This is the second in a two-part unit on managing bradycardia. Part 1 discussed the physiology of the condition and examined its main causes. This second part outlines adverse signs, drug treatment options, transcutaneous pacing and nursing care.
Watson, D. (2008) Symptomatic bradycardia 2: assessment and management. Nursing Times; 104: 39, 28–29.
David Watson, PGD Critical Care, SPQ Critical Care, BA, DipN, is charge nurse, hospital emergency care team, Monklands Hospital, Airdrie.
As identified in part 1, many patients may be bradycardic or demonstrate any of the different types of heart block but be totally asymptomatic. A patient assessment must be carried out to establish if there are any adverse signs that require prompt intervention to prevent further deterioration.
Assessment should be carried out using the ABCDE (airway, breathing, circulation, disability, exposure) approach as advocated in advanced life support courses (Resuscitation Council UK, 2006; Smith, 2003). Any remedial action such as oxygen therapy, IV access and analgesia should be carried out when the problem is identified. Practitioners should be vigilant for several key features or adverse signs when managing patients with heart block (Box 1).
Box 1. Adverse signs
Source: RCUK (2006)
A systolic blood pressure less than 90mmHg is considered an adverse sign. A BP below this is likely to result in diminished organ perfusion to essential organs such as the kidneys, liver and brain as well as the heart.
Furthermore, as cardiac output is derived from both stroke volume and heart rate, a significant drop in heart rate can result in a drop in BP, resulting in ischaemic events.
Another adverse sign is a heart rate under 40 beats per minute. While bradycardia is distinguished as below 60 beats per minute in adults, many patients will be totally asymptomatic and it may be physiologically normal for them. However, very few patients will have a natural rate under 40, and the majority of them will be symptomatic.
Ventricular arrhythmias are common in patients with profound bradycardia. As the heart rate decreases, cardiac output will fall unless patients are able to compensate. The drop in BP may result in poor perfusion to the heart and other organs.
Due to diminished perfusion, the cardiac cells can become hypoxic and, as such, irritable. An irritable myocardium can easily start to initiate ectopic beats or generate tachyarrhythmias such as ventricular tachycardia. If patients demonstrate frequent or an increasing number of ventricular ectopic beats, remedial action is indicated.
Due to decreased heart rate and reduced cardiac output, the heart’s pump mechanism is essentially becoming ineffective. As a consequence, patients may begin to display signs of heart failure.
An increased respiratory rate may be a natural response in an attempt to maximise oxygenation but may also be a result of developing heart failure.
Experienced practitioners should listen to the patients’ chest to identify the presence of any fluid, indicating possible failure. The new presence of heart failure would be an indication for remedial treatment.

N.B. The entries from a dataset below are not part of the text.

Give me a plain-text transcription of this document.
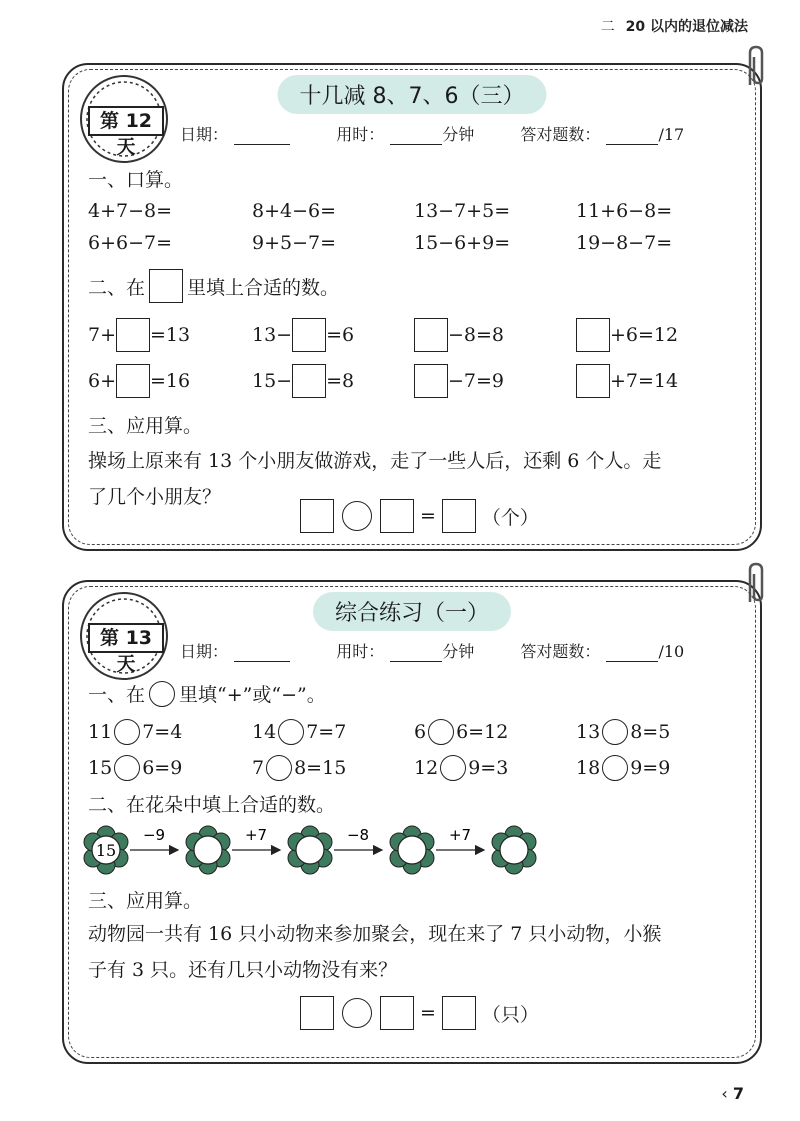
二 20 以内的退位减法
十几减 8、7、6（三）
第 12 天
日期：	用时：	分钟	答对题数：	/17
一、口算。
4+7−8=	8+4−6=	13−7+5=	11+6−8=
6+6−7=	9+5−7=	15−6+9=	19−8−7=
二、在 里填上合适的数。
7+ =13	13− =6	−8=8	+6=12
6+ =16	15− =8	−7=9	+7=14
三、应用算。
操场上原来有 13 个小朋友做游戏，走了一些人后，还剩 6 个人。走
了几个小朋友？
= （个）
综合练习（一）
第 13 天
日期：	用时：	分钟	答对题数：	/10
一、在 里填“+”或“−”。
11 7=4	14 7=7	6 6=12	13 8=5
15 6=9	7 8=15	12 9=3	18 9=9
二、在花朵中填上合适的数。
15
−9	+7	−8	+7
三、应用算。
动物园一共有 16 只小动物来参加聚会，现在来了 7 只小动物，小猴
子有 3 只。还有几只小动物没有来？
= （只）
‹ 7
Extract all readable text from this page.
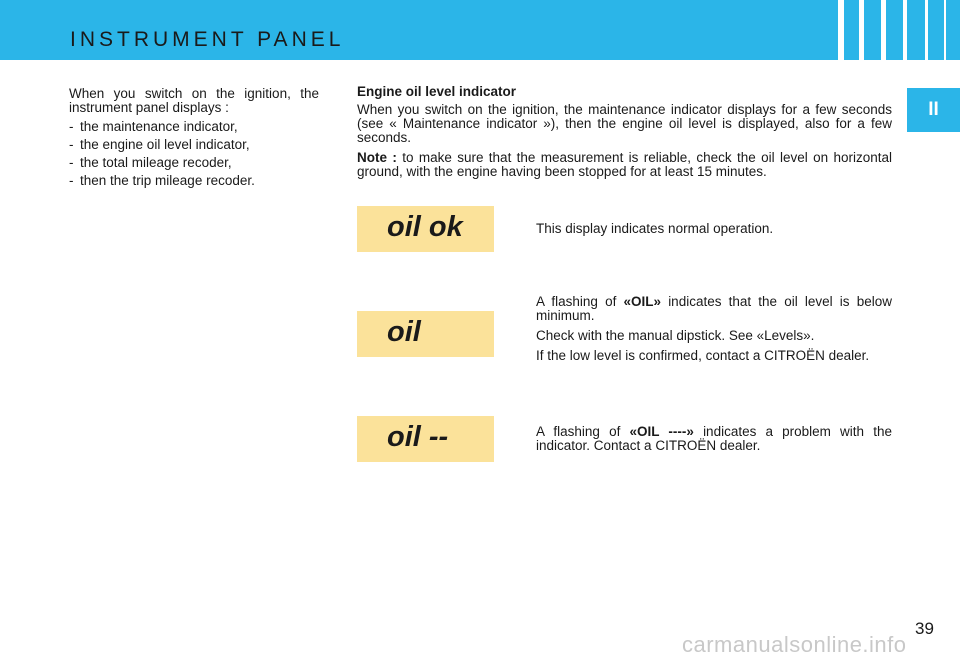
INSTRUMENT PANEL
II

When you switch on the ignition, the instrument panel displays :

- the maintenance indicator,
- the engine oil level indicator,
- the total mileage recoder,
- then the trip mileage recoder.
Engine oil level indicator

When you switch on the ignition, the maintenance indicator displays for a few seconds (see « Maintenance indicator »), then the engine oil level is displayed, also for a few seconds.

Note : to make sure that the measurement is reliable, check the oil level on horizontal ground, with the engine having been stopped for at least 15 minutes.

oil ok	This display indicates normal operation.

oil

A flashing of «OIL» indicates that the oil level is below minimum.

Check with the manual dipstick. See «Levels».

If the low level is confirmed, contact a CITROËN dealer.

oil --	A flashing of «OIL ----» indicates a problem with the indicator. Contact a CITROËN dealer.

39
carmanualsonline.info
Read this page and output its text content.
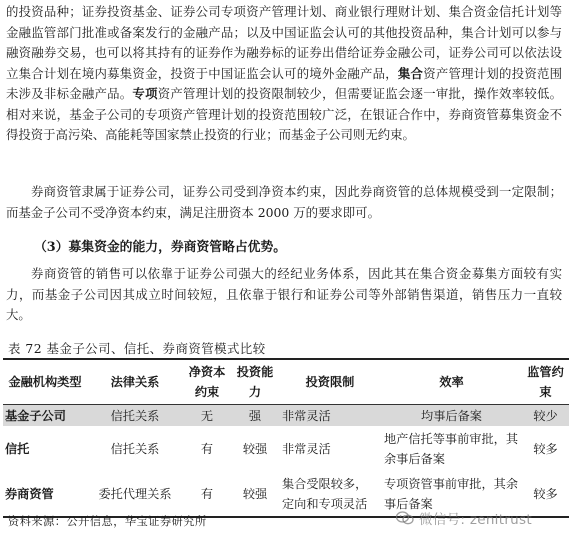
的投资品种；证券投资基金、证券公司专项资产管理计划、商业银行理财计划、集合资金信托计划等金融监管部门批准或备案发行的金融产品；以及中国证监会认可的其他投资品种，集合计划可以参与融资融券交易，也可以将其持有的证券作为融券标的证券出借给证券金融公司，证券公司可以依法设立集合计划在境内募集资金，投资于中国证监会认可的境外金融产品，集合资产管理计划的投资范围未涉及非标金融产品。专项资产管理计划的投资限制较少，但需要证监会逐一审批，操作效率较低。相对来说，基金子公司的专项资产管理计划的投资范围较广泛，在银证合作中，券商资管募集资金不得投资于高污染、高能耗等国家禁止投资的行业；而基金子公司则无约束。

券商资管隶属于证券公司，证券公司受到净资本约束，因此券商资管的总体规模受到一定限制；而基金子公司不受净资本约束，满足注册资本 2000 万的要求即可。

（3）募集资金的能力，券商资管略占优势。

券商资管的销售可以依靠于证券公司强大的经纪业务体系，因此其在集合资金募集方面较有实力，而基金子公司因其成立时间较短，且依靠于银行和证券公司等外部销售渠道，销售压力一直较大。

表 72 基金子公司、信托、券商资管模式比较

金融机构类型	法律关系	净资本约束	投资能力	投资限制	效率	监管约束
基金子公司	信托关系	无	强	非常灵活	均事后备案	较少
信托	信托关系	有	较强	非常灵活	地产信托等事前审批，其余事后备案	较多
券商资管	委托代理关系	有	较强	集合受限较多，定向和专项灵活	专项资管事前审批，其余事后备案	较多

资料来源：公开信息，华宝证券研究所	微信号: zenitrust
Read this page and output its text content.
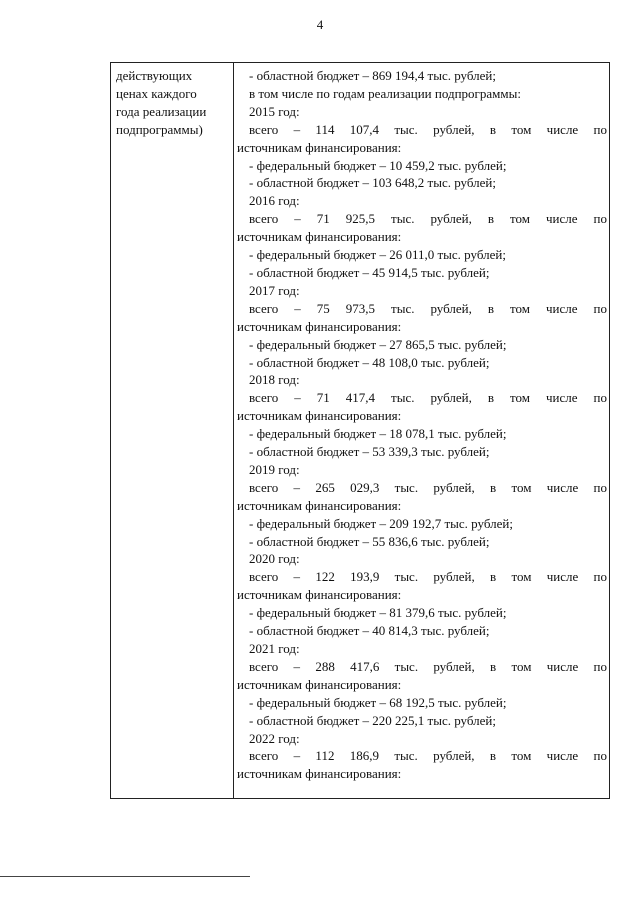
4
действующих
ценах каждого
года реализации
подпрограммы)
- областной бюджет – 869 194,4 тыс. рублей;
в том числе по годам реализации подпрограммы:
2015 год:
всего – 114 107,4 тыс. рублей, в том числе по
источникам финансирования:
- федеральный бюджет – 10 459,2 тыс. рублей;
- областной бюджет – 103 648,2 тыс. рублей;
2016 год:
всего – 71 925,5 тыс. рублей, в том числе по
источникам финансирования:
- федеральный бюджет – 26 011,0 тыс. рублей;
- областной бюджет – 45 914,5 тыс. рублей;
2017 год:
всего – 75 973,5 тыс. рублей, в том числе по
источникам финансирования:
- федеральный бюджет – 27 865,5 тыс. рублей;
- областной бюджет – 48 108,0 тыс. рублей;
2018 год:
всего – 71 417,4 тыс. рублей, в том числе по
источникам финансирования:
- федеральный бюджет – 18 078,1 тыс. рублей;
- областной бюджет – 53 339,3 тыс. рублей;
2019 год:
всего – 265 029,3 тыс. рублей, в том числе по
источникам финансирования:
- федеральный бюджет – 209 192,7 тыс. рублей;
- областной бюджет – 55 836,6 тыс. рублей;
2020 год:
всего – 122 193,9 тыс. рублей, в том числе по
источникам финансирования:
- федеральный бюджет – 81 379,6 тыс. рублей;
- областной бюджет – 40 814,3 тыс. рублей;
2021 год:
всего – 288 417,6 тыс. рублей, в том числе по
источникам финансирования:
- федеральный бюджет – 68 192,5 тыс. рублей;
- областной бюджет – 220 225,1 тыс. рублей;
2022 год:
всего – 112 186,9 тыс. рублей, в том числе по
источникам финансирования:
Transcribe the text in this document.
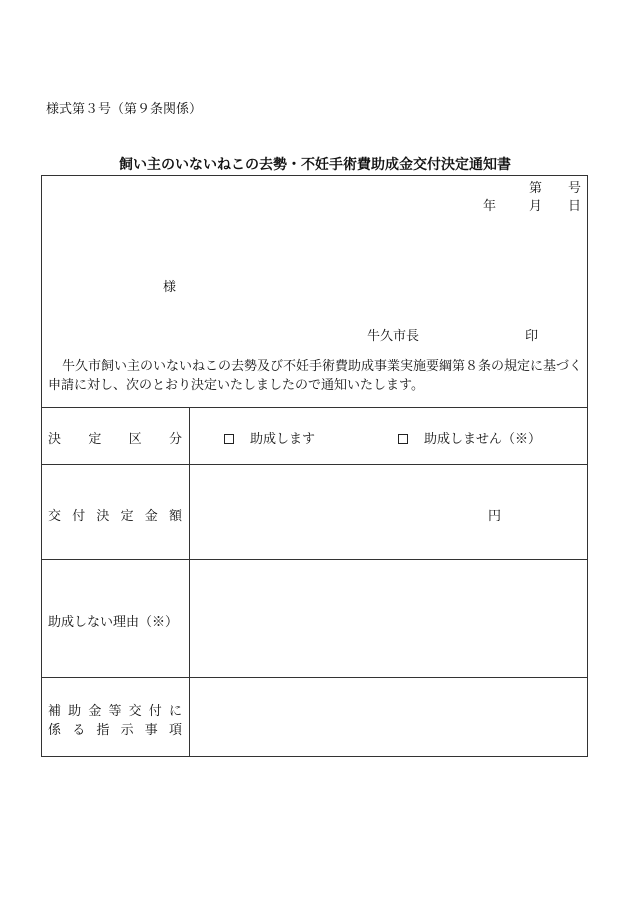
様式第３号（第９条関係）
飼い主のいないねこの去勢・不妊手術費助成金交付決定通知書
第 号
年	月 日
様
牛久市長	印
牛久市飼い主のいないねこの去勢及び不妊手術費助成事業実施要綱第８条の規定に基づく申請に対し、次のとおり決定いたしましたので通知いたします。
決 定 区 分	助成します	助成しません（※）
交 付 決 定 金 額	円
助成しない理由（※）
補 助 金 等 交 付 に
係 る 指 示 事 項
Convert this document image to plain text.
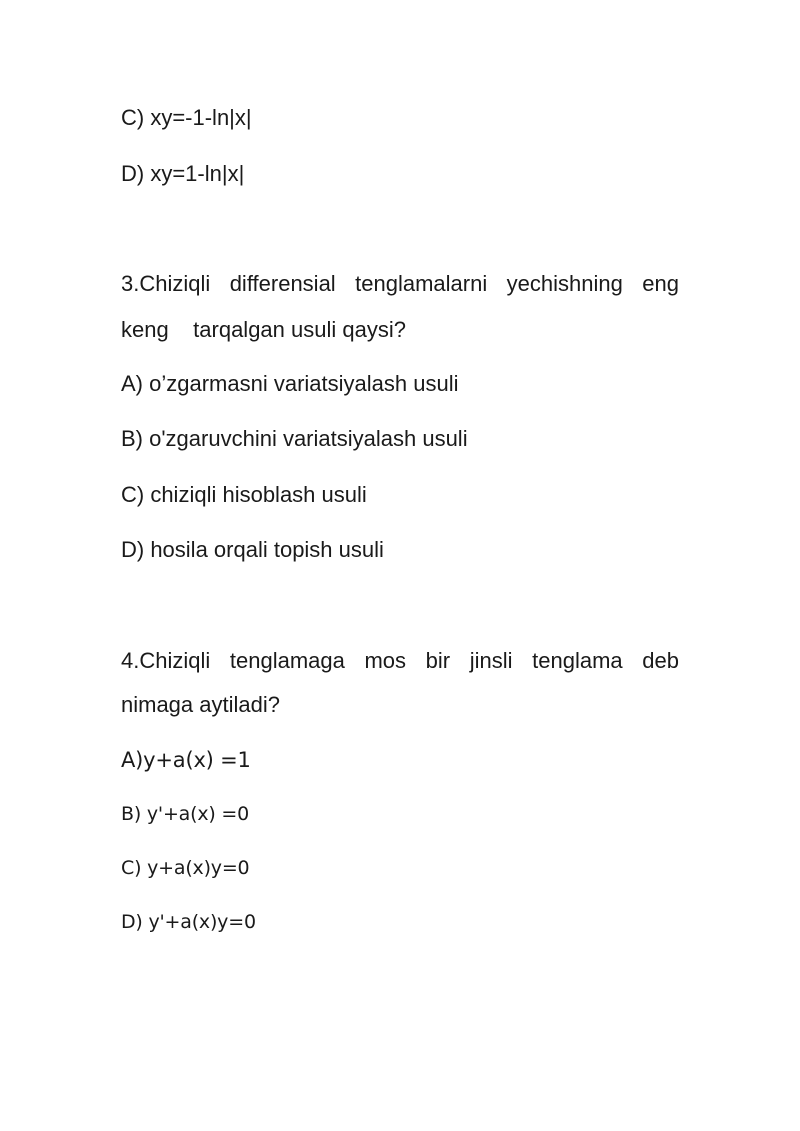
C) xy=-1-ln|x|
D) xy=1-ln|x|
3.Chiziqli differensial tenglamalarni yechishning eng
keng    tarqalgan usuli qaysi?
A) o’zgarmasni variatsiyalash usuli
B) o'zgaruvchini variatsiyalash usuli
C) chiziqli hisoblash usuli
D) hosila orqali topish usuli
4.Chiziqli tenglamaga mos bir jinsli tenglama deb
nimaga aytiladi?
A)y+a(x) =1
B) y'+a(x) =0
C) y+a(x)y=0
D) y'+a(x)y=0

If any of these adverse signs are present, prompt action is required.
Atropine sulphate is the most popular choice for immediate intervention. Atropine has a role in the emergency management of symptomatic bradycardia (British Medical Association and Royal Pharmaceutical Society of Great Britain, 2007; RCUK, 2006). Some patients respond well to small doses, so incremental doses are used to minimise the risk of developing excessive tachycardia. The RCUK (2006) identified acute myocardial infarction as a relative contraindication.
The RCUK also identified alternative drugs such as aminophylline, glucagon and dopamine as potential treatments to correct bradycardia.
Aminophylline is a member of the methylxanthines. While it is predominantly used in managing respiratory disease, it has cardiovascular side-effects which can be beneficial in certain circumstances. It stimulates the heart, having both a positive chronotropic effect and an inotropic effect (Rang and Dale, 2007). Schulz-St(2005) discussed several case studies where aminophylline (containing theophylline) was used effectively for treating symptomatic bradycardia. However, it was only used after atropine had been transiently successful.
Glucagon also increases myocardial contractility. Love et al (1998) argued that glucagon may be beneficial where atropine has been ineffective, and still advocated atropine as first-line management.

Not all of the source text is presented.